Strong defense(固いですね)

「っていうよりは、巧くタイミングをずらされた感じでしょうか。やりますね、シグナムさん」

 

 シェーンディリゲントが漏らした感想に応えながら、魔力球を複数展開。弾丸をバラ撒いて、追撃に移ります。対するシグナムさんは、地面すれすれに飛行しながらこれを回避。わたしとわたしの弾丸から、完全に『逃げる機動』に移りました。

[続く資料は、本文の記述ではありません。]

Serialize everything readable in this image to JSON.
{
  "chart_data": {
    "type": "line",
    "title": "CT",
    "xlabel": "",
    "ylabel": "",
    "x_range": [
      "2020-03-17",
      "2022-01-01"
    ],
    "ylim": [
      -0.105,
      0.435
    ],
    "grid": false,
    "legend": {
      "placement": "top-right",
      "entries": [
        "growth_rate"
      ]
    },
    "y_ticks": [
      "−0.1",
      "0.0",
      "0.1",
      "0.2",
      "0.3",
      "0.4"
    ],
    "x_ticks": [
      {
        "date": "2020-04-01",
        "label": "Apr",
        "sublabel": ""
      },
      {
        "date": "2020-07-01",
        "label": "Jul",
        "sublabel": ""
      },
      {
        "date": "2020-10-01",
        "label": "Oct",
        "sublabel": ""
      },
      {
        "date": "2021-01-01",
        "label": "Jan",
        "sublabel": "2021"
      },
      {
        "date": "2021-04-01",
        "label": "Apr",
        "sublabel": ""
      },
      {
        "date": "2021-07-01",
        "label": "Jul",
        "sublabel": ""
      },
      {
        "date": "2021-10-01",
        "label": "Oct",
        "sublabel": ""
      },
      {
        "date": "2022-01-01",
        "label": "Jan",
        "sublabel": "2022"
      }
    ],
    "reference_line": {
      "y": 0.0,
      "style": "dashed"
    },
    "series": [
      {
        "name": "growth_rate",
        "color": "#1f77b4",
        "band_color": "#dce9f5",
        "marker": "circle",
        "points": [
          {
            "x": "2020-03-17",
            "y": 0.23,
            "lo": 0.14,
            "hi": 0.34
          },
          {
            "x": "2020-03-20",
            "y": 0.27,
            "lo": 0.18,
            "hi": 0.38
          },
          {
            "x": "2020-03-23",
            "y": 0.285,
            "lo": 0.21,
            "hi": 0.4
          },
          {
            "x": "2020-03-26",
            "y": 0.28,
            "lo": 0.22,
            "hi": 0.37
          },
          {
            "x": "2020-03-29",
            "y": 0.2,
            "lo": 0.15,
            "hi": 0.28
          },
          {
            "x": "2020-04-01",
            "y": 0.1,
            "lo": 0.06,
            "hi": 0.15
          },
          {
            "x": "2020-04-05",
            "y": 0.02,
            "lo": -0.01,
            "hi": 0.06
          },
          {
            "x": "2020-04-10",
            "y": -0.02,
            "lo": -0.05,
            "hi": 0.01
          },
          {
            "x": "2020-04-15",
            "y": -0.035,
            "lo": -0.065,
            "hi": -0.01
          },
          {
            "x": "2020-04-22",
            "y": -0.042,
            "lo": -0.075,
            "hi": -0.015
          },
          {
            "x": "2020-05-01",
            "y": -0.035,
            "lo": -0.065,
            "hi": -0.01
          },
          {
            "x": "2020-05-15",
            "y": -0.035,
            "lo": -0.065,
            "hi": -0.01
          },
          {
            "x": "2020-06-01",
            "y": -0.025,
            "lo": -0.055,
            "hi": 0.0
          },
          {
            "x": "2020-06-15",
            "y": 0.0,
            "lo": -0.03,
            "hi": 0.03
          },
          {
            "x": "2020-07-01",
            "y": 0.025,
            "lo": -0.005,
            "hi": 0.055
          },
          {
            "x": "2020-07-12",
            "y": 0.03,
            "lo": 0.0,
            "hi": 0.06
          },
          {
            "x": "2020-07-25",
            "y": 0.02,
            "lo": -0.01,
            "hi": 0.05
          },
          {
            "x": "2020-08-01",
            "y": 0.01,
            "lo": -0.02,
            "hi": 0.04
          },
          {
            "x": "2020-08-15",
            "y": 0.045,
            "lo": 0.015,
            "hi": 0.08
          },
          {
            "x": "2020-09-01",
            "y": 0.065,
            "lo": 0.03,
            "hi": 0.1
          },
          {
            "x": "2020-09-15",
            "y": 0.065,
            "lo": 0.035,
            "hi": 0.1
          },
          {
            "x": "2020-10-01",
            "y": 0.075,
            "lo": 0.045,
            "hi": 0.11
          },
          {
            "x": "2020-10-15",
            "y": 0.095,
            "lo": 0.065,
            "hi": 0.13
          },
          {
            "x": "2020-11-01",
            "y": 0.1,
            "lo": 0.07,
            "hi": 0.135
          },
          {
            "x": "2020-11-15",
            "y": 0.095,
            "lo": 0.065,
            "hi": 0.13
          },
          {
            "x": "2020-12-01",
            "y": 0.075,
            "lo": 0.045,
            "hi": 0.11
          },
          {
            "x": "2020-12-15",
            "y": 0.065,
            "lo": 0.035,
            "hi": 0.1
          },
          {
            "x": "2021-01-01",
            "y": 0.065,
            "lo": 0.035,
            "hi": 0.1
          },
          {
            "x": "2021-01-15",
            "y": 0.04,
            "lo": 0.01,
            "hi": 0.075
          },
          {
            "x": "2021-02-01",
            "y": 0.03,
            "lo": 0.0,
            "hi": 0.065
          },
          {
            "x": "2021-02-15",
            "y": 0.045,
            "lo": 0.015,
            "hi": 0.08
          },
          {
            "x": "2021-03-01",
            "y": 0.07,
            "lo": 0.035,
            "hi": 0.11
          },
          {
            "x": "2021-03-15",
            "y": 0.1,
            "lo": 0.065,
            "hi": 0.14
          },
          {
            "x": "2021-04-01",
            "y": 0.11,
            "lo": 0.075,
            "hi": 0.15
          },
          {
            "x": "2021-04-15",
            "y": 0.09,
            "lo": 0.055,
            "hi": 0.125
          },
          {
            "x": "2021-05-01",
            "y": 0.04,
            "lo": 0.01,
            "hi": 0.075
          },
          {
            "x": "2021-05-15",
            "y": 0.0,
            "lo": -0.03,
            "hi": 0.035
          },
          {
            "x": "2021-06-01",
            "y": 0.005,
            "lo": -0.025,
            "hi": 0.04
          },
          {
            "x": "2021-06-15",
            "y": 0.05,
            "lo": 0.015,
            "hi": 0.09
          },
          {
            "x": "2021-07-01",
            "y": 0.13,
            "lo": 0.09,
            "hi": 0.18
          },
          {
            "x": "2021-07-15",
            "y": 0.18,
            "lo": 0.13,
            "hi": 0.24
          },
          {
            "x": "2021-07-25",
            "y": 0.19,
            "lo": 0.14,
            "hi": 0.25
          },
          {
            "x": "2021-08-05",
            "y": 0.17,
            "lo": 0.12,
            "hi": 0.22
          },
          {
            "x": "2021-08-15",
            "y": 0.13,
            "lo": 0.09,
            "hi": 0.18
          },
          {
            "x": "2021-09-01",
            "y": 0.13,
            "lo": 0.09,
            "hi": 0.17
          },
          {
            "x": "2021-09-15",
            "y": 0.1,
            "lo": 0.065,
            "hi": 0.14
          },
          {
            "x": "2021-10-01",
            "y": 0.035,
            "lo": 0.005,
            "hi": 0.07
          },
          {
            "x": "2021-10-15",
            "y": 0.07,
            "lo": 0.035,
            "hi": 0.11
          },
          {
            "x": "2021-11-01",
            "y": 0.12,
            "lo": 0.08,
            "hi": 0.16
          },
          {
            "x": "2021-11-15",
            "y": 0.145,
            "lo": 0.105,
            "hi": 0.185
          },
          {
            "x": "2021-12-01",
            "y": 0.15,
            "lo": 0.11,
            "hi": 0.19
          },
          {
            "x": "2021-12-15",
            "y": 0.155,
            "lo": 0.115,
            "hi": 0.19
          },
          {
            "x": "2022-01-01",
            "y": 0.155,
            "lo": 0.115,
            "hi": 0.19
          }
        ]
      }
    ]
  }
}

 空戦魔導師同士の戦いは大抵の場合、距離を取っての『射砲撃』の撃ち合いに終始します。しかし、シグナムさんは近距離戦に重点を置いた生粋のベルカ騎士。接近を許せば一撃でやられる危険性を常に孕んでいる以上、回避と射撃の精度が肝になる通常の戦闘とは、異なる『組み立て』が求められます。

 

「シェンディ」

What do you want(なんでしょう)?』

 

 愛称で呼びかけると、わたしの相棒はそれが当然であるかのように聞き返してきました。前の任務で無理をさせてから、本格戦闘は久々ですが、鈍っていないようでなによりです。

 

「頃合いを見計らって仕掛けます。今はこちらのペースですが、弾数と弾速を見切られたら、シグナムさんはきっと対応してくるでしょうから。正面からやり合うのは、正直不利です」

 

 その前に、圧力をかけつつさっさと潰すことにしましょう。

 模擬戦とはいえ、勝負は勝負。シグナムさんには申し訳ないですが、負けてあげる道理はありません。

 

「シグナムさんには、最後までこちらの手の内で踊っていただきましょう」

I get it(了解です)

 

 さてさて。

 どうやって殺し切りましょうか?

 

 

★☆★☆

 

 

 レヴァンティンを一振りし、伸ばした刃を戻して再連結。なんとか体勢を立て直そうとするシグナムに対し、フィアメッタはさらに接近して魔力弾の雨を浴びせかけた。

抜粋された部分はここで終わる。